The Green Lantern had a big organ sitting on a platform near the mirror-backed wooden bar, and red, yellow and green lights went around in circles over the organist, making his face change colours. The spotlight shone through coloured disks and its light reflected in the bar mirror across the dining room as if it were shining on me and Daddy, sitting in our favourite
booth. Daddy was smiling at me as he sipped his favourite drink, a Manhattan.

‘Do you want the cherry?’ He stirred his drink with it, holding it by the stem. It blurred as it went around and around. Daddy always remembered to give me the cherry from his Manhattan.

‘Yes.’ He handed it to me and it was sweet and strong, and made my breath feel heavy. Daddy motioned to the waitress who usually served us and she came over to take our orders. She was pretty and had bright eyes and she always made a fuss over me. She leaned over and tousled my hair, laughing. ‘Hi there, how are you tonight?’

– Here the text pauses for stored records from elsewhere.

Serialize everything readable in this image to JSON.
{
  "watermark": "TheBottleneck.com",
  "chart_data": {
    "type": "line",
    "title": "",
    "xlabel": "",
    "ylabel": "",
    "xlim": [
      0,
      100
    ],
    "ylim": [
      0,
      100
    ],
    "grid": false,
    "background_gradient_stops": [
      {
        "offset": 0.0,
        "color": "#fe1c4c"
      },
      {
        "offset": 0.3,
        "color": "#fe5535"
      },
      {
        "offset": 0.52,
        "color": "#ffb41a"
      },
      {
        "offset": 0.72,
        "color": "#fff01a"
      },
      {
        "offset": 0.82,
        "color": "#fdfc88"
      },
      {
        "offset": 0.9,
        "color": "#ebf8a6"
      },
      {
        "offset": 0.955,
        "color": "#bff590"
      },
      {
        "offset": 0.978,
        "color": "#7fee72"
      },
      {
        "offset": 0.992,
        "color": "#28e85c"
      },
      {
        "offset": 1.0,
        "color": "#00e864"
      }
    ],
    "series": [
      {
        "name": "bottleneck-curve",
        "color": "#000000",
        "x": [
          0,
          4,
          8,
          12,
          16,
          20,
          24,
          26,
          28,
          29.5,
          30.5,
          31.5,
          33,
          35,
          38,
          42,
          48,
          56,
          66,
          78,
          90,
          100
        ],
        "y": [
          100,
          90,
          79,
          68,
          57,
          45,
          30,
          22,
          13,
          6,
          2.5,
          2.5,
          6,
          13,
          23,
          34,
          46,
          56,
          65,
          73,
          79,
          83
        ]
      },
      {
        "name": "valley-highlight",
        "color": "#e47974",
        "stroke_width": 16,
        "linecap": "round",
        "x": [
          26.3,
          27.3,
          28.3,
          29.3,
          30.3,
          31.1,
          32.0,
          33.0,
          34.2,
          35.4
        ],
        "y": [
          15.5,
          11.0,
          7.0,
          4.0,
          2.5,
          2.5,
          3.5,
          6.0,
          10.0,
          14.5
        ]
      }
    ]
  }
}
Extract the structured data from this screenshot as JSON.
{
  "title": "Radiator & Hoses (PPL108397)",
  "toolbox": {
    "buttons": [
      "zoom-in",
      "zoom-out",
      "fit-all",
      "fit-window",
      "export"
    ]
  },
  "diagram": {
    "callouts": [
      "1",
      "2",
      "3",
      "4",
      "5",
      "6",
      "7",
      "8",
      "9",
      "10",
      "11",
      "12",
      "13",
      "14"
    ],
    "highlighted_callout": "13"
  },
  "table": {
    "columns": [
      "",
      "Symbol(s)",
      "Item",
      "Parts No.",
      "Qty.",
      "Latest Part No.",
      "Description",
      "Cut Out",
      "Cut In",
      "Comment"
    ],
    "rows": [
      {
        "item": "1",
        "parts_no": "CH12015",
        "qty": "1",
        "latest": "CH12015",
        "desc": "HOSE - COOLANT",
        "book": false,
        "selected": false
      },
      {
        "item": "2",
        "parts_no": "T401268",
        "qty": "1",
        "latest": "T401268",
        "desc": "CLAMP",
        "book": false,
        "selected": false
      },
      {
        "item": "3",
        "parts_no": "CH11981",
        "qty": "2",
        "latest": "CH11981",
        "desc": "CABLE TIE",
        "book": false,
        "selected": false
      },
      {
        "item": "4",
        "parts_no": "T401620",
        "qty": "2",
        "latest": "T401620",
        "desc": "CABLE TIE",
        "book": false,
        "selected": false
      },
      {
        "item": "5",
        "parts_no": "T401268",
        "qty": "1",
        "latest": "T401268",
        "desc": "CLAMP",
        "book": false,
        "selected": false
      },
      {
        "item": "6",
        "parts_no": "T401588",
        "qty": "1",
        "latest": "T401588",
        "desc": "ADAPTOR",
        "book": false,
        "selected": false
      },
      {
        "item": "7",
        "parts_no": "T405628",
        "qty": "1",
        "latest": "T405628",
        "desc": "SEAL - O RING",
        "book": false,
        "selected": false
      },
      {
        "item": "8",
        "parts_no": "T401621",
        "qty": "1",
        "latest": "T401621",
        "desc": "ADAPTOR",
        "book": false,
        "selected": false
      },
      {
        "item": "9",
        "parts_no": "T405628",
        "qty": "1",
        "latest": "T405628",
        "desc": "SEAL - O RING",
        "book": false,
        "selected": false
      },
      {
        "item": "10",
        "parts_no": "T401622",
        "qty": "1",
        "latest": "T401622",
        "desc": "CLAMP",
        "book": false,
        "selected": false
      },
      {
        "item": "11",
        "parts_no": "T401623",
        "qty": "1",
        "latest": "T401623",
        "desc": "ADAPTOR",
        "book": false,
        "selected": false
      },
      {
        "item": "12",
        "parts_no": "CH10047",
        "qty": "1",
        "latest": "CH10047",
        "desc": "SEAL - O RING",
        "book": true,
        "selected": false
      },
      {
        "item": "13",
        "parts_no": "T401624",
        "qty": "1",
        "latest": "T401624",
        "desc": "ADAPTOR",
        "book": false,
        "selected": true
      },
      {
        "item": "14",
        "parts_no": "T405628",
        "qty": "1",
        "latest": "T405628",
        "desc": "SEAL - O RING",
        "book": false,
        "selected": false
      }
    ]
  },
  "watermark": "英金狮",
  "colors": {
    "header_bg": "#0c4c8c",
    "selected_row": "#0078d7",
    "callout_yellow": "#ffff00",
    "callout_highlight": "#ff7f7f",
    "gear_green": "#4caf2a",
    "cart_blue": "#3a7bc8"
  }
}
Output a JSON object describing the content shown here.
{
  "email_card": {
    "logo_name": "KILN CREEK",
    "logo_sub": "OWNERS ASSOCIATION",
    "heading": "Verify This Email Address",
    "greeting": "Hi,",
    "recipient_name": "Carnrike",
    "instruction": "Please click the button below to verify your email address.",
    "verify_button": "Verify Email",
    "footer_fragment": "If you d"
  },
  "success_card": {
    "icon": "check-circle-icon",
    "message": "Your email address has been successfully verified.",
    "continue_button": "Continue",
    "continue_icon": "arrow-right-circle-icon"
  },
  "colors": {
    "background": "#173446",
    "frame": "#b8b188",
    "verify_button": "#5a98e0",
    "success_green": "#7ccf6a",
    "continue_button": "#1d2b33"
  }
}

My face got hot. I looked away ‘Oh, all right, I guess.’ She smiled and looked at Daddy.

‘He is so cute,’ she said.

Daddy laughed and nodded, and then he said, ‘I’ll have shrimp and Pete will have swordfish.’

She took it down and went away, in a wind of perfume and organ music.

Daddy finished his drink and looked at me.

‘Do you have a girl friend?’ he asked.

He always wanted to know if I had a girl friend and if we kissed or touched each other. He always said, ‘Don’t be afraid to talk to me.’ So we talked a lot about why I wasn’t circumcised and what other kids were like. There was a girl at school who was very pretty and we looked at each other in a secret way sometimes, but we hadn’t kissed.

‘Well,’ I said, ‘there is a girl I like but we don’t go out or anything.’ It made me embarrassed to talk about it, and actually, I had a lot of fun on road patrol and playing yo-yo.

‘Daddy, I was talking to my friend Ray today and I told him a little bit about the cloudbuster. That’s okay, isn’t it?’